Dawn Miller and Crystal Jaye banner

GPs and maternity care

Getting GPs involved in maternity care again will require review of the current lead maternity carer (LMC) model, according to research by Drs Dawn Miller and Zara Mason (Women's and Children's Health) and Associate Professor Chrys Jaye (General Practice and Rural Health).

They found that both current and former GP obstetricians (GPOs) believe the current model is incompatible with general practice.

In 1990 the Nurses Amendment Act enabled independent midwifery practice. Then, in 1996, the LMC model introduced bulk funding for primary maternity care.

However, when developing this project in 2008, the research team could find only 38 GPs still registered as LMCs, says Jaye.

"The GPOs who staggered on and continued their GP practice do it at great cost. It is not a business decision."

Miller says key themes identified suggest that the model can isolate the practitioner (GPO or midwife), is inadequately funded for GPs, and shared care with a midwife is difficult. Reduced peer support and limited continuing medical education has compounded the problem.
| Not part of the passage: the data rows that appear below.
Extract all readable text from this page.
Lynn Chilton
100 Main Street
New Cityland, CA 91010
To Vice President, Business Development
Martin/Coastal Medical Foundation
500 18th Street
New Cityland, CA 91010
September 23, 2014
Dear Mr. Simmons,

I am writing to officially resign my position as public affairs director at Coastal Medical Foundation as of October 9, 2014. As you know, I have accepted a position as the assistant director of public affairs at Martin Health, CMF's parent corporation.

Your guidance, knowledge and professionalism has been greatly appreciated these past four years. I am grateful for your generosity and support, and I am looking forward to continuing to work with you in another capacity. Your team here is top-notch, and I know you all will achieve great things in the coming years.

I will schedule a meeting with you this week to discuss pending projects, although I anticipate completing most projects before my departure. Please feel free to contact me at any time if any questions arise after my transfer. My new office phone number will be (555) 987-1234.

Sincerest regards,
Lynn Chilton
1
But other research by Miller and Hanna Preston [as a medical student] suggests around 90 per cent of medical students are interested in providing antenatal, postnatal or shared care as a GP, and 64 per cent in providing intrapartum care. Government is providing some funding for GPs to undertake the Diploma of Obstetrics and Medical Gynaecology to train or retrain in obstetric care.

"From the diploma point of view, we are keen to enhance that, but work needs to be done on these other aspects of the model if GPs are going to get into it again."